Every time my ego desperately wanted to be acknowledged by Ma, circumstances were such that I could not see her privately for weeks. But once, when, after having gone through what one usually calls intense pain, I at last changed my inner attitude, she herself took me for a ride in the car. I was alone with her, the driver, and a great pundit whom I very much admired. She had me sit next to her and did not allow anyone else to go with us.
We often had the impression that others were also brought to teach us and that the whole world was consciously or unconsciously serving Mother’s purpose. She was an incredible source of energy, the centre of a huge activity.
It is difficult to imagine what surrender to Anandamayi Ma, as some of her closest disciples were living it, could mean. I remember one monk whose ideal of life was to meditate. He had been meditating in an isolated ashram in the Himalayas and was very happy, until Ma appointed him as the swami in charge of the Delhi ashram.
Every day, he had to deal with curious visitors, Europeans, people from the embassies and consulates. He was forced to be no longer a meditator but an administrator, immersed head to toe in active life—the exact opposite of what he had been aspiring to. He was working twenty hours a day and I even once saw him slowly fall down. He had simply fallen asleep while walking. Just contemplating Anandamayi’s radiant smile, one could not imagine the pressure she put on some—in the name of ultimate freedom.
To conclude, I’d like to say that, remembering Ma as well as my guru, Swami Prajnanpad, I feel especially grateful for the occasions when they caused me pain, when they brought suffering to my ego. They, of course, never did me any harm. On the contrary, everything they did, whether they smiled or were angry at me, served my ultimate good.
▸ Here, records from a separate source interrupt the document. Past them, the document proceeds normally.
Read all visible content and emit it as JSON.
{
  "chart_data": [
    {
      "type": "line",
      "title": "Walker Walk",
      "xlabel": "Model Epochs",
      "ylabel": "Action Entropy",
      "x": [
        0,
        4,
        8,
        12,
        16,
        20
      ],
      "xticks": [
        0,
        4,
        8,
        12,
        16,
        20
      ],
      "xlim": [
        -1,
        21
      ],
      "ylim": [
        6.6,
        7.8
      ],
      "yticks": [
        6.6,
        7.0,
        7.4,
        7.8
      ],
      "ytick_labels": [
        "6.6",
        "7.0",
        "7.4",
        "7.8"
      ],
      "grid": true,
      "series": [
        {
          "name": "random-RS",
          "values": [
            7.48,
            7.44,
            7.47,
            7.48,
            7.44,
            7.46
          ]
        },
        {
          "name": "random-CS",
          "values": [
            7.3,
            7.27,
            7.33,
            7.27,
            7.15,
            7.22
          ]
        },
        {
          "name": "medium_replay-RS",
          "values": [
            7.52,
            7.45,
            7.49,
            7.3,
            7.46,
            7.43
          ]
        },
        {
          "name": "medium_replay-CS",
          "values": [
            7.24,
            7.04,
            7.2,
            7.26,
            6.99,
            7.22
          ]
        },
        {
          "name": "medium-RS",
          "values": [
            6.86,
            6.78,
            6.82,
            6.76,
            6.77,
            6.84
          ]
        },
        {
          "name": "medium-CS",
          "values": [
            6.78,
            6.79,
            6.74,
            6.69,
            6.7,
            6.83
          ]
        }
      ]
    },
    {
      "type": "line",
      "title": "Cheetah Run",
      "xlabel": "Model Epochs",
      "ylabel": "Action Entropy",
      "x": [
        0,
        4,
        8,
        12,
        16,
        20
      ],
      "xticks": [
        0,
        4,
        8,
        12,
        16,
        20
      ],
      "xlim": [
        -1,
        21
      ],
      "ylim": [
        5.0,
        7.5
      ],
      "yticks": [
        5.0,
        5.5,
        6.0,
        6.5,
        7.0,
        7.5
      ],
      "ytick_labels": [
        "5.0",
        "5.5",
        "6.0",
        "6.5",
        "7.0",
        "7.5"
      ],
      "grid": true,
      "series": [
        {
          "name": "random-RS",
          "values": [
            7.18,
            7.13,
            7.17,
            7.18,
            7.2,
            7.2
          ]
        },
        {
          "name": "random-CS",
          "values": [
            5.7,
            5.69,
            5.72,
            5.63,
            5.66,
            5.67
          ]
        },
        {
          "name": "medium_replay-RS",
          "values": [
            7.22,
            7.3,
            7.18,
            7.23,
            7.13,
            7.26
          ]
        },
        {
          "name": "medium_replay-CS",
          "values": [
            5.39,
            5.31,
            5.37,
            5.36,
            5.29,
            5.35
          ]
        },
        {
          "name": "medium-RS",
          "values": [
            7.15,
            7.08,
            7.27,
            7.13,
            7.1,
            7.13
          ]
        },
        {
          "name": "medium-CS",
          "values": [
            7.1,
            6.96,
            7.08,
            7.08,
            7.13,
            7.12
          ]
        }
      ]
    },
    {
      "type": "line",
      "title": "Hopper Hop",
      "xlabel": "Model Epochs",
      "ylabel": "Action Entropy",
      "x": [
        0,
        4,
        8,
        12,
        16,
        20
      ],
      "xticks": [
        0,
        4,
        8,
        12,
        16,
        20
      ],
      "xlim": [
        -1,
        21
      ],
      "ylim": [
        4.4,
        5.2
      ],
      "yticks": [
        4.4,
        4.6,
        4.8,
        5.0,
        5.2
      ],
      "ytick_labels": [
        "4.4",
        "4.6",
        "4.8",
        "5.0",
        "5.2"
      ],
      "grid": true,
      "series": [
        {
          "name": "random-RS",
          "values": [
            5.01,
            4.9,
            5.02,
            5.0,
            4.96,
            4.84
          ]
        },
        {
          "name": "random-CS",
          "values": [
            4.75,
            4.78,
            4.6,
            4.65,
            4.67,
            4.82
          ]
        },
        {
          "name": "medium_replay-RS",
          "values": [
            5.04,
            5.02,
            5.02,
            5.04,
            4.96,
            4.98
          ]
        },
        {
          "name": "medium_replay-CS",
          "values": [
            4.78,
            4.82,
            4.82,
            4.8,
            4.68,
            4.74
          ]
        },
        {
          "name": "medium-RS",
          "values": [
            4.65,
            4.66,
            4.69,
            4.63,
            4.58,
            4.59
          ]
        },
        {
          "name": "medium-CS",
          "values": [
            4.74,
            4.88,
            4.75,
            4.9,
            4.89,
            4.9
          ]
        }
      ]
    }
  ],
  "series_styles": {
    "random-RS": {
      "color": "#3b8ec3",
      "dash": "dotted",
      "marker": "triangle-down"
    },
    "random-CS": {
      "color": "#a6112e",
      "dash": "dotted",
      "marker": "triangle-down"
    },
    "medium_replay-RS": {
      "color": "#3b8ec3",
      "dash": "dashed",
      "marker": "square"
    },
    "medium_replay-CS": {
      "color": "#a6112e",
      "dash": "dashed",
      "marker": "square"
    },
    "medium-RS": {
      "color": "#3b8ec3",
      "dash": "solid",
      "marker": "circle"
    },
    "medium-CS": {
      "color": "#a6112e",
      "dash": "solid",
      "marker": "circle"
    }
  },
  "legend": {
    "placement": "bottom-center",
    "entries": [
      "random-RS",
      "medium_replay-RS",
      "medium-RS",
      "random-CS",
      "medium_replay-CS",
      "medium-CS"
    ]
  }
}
But they certainly made me feel severely hurt at times.
And the truth is, one cannot make any progress in one’s sadhana if one’s ego and mind are not sometimes painfully shaken.
Arnaud Desjardins is the author of many books, including two which have been translated into English: Toward the Fullness of Life (Threshold Books) and The Jump Into Life: Moving Beyond Fear (Hohm Press). He resides and teaches at his ashram, Hauteville, in the south of France. (died in 2011).